Nancy Pelosi launches impeachment inquiry against Donald Trump: Take a look at how the proceedings work
Pelosi, who well understands the challenges Democrats might face in proceeding with an impeachment inquiry, has long resisted calls from many progressive lawmakers to initiate the the proceedings.
The House Speaker also accused Trump of risking the nation's security by seeking to enlist a foreign government for his own political gains
The inquiry against Trump marks the fourth time in American history when a president faced a viable threat of impeachment
Other than Trump, the list includes former US presidents Andrew Johnson, Richard Nixon and Bill Clinton
In mounting trouble for Donald Trump, US Democrat Nancy Pelosi on Tuesday confirmed that House of Representatives will initiate formal impeachment inquiry against the US president after reports surfaced of him betraying the oath of office by putting "pressure" on Ukrainian president Volodymyr Zelensky to investigate Joe Biden, a potential 2020 election opponent.
The House Speaker also accused Trump of risking the nation's security by seeking to enlist a foreign government for his own political gains.
"The actions of the Trump presidency revealed the dishonourable facts of the president's betrayal of his oath of office, betrayal of our national security, and betrayal of the integrity of our elections," Pelosi told a highly anticipated news conference in the US capital, adding, "he must be held accountable — no one is above the law."
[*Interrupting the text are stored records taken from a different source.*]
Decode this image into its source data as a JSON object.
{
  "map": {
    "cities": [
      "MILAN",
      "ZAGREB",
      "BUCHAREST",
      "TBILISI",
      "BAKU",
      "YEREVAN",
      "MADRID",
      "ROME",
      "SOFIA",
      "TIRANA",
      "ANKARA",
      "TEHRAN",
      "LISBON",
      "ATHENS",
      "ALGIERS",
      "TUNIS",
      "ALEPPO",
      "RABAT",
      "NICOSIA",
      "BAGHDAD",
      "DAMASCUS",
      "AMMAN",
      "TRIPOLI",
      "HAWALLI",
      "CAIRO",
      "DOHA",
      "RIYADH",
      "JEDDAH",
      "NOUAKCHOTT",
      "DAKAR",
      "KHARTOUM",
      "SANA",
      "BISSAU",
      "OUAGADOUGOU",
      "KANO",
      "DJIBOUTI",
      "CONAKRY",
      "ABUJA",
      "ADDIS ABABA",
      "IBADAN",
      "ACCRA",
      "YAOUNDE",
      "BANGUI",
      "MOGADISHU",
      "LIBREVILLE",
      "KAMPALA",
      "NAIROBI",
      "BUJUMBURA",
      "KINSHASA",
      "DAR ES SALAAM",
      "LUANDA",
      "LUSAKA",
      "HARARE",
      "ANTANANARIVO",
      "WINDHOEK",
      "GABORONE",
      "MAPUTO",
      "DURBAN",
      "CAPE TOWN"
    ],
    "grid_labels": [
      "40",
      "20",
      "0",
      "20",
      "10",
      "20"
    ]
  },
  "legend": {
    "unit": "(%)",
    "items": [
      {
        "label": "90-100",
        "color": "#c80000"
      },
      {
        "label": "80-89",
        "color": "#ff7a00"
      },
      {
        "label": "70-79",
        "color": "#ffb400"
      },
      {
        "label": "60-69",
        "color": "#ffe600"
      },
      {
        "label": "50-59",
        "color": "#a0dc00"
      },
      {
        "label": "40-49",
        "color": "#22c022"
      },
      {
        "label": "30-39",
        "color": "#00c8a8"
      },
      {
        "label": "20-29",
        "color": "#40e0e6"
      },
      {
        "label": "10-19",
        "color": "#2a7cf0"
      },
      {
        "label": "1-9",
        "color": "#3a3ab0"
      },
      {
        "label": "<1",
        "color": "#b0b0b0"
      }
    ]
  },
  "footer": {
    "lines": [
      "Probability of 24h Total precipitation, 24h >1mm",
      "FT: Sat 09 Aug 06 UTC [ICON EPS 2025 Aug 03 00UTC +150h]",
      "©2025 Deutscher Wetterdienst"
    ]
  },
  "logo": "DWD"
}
The inquiry against Trump marks the fourth time in American history when a president faced a viable threat of impeachment. Other than Trump, the list includes former US presidents Andrew Johnson, Richard Nixon and Bill Clinton.
Pelosi, who well understands the challenges Democrats might face in proceeding with an impeachment inquiry, has long resisted calls from many progressive lawmakers to initiate the proceedings. But the revelations about Trump's phone call with Zelensky on Biden appeared to have become the tipping point.
Now here are a few things to know about the impeachment process and how it works:
What is Impeachment?
Many often confuse impeachment to be the removal of a president or other federal officials from office for committing an offence. But that's not what it means. Impeachment is an indictment or a formal charge of a serious crime against the president, vice president or another federal officeholder.
According to the US constitution, in a case of impeaching a sitting president, the House of Representatives can call for an inquiry if they believe that the president is guilty of "treason, bribery, or other high crimes and misdemeanours," reported CTV news.
The Senate conducts a trial after the officeholder is impeached to determine whether the accused is guilty of the charges. The accused can be removed from office only after a guilty verdict is reached.
Who can file impeachment charges?
The US constitution provides the House with the sole power to impeach a federal official or to introduce an impeachment resolution, which would further get reviewed by the House Judiciary Committee. The committee can conduct their own investigation and then bring articles of impeachment against the president, and present that evidence to the House.
If the committee votes to approve articles of impeachment, the formal charges move to the full House for consideration.
Finally, the House votes on each of the articles of impeachment separately. A majority vote is needed for the impeachment to pass. If all 435 House members vote, then 218 votes would be required for a majority.
However, this does not mean that the president can be removed immediately. The case is then handed over to the Senate, where a trial is held.
The chief justice of the Supreme Court would preside over the Senate trial. At least two-thirds of the Senate needs to vote to impeach in order for the motion to pass, USA Today reported.
Is the Senate obligated to hold a trial?
Quoting a Duke University law professor Still Walter Dellinger, The New York Times said it was still uncertain as to who wielded the authority, Senator Mitch McConnell or Chief Justice John G Roberts Jr, to convene the Senate for the purpose of considering House-passed articles of impeachment.
It is important to be noted that the Republican majority in the Senate could vote to immediately dismiss the case without any consideration of the evidence if it wanted.
Can the Supreme Court overturn?
No. Trump has said on Twitter that he would ask the Supreme Court to intervene if Democrats tried to impeach him. But the founders explicitly rejected allowing an appeal of a Senate conviction to the federal judiciary.
Party breakdown in Congress?
The House has 235 Democrats, 199 Republicans, and one independent. As a result, the Democrats could impeach Trump with no Republican support.
In 1998, when Republicans had a House majority, the chamber voted largely along party lines to impeach Bill Clinton, a Democrat.
The Senate now has 53 Republicans, 45 Democrats and two independents who usually vote with the Democrats. Conviction and removal of a president would require 67 votes. So, for Trump to be removed from office via impeachment, at least 20 Republicans and all the Democrats and independents would have to vote against him.
Who becomes President if Trump is removed?
If the Senate convicts Trump, Vice President Mike Pence would become president for the remainder of Trump's term, which concludes on 20 January, 2021.
With inputs from agencies
Editor's note: The Donald Trump administration on 24 September released the telephonic conversation between US president and Ukrainian president Volodymyr Zelensky on 25 July, although not verbatim. This article is being republished in the view of that report.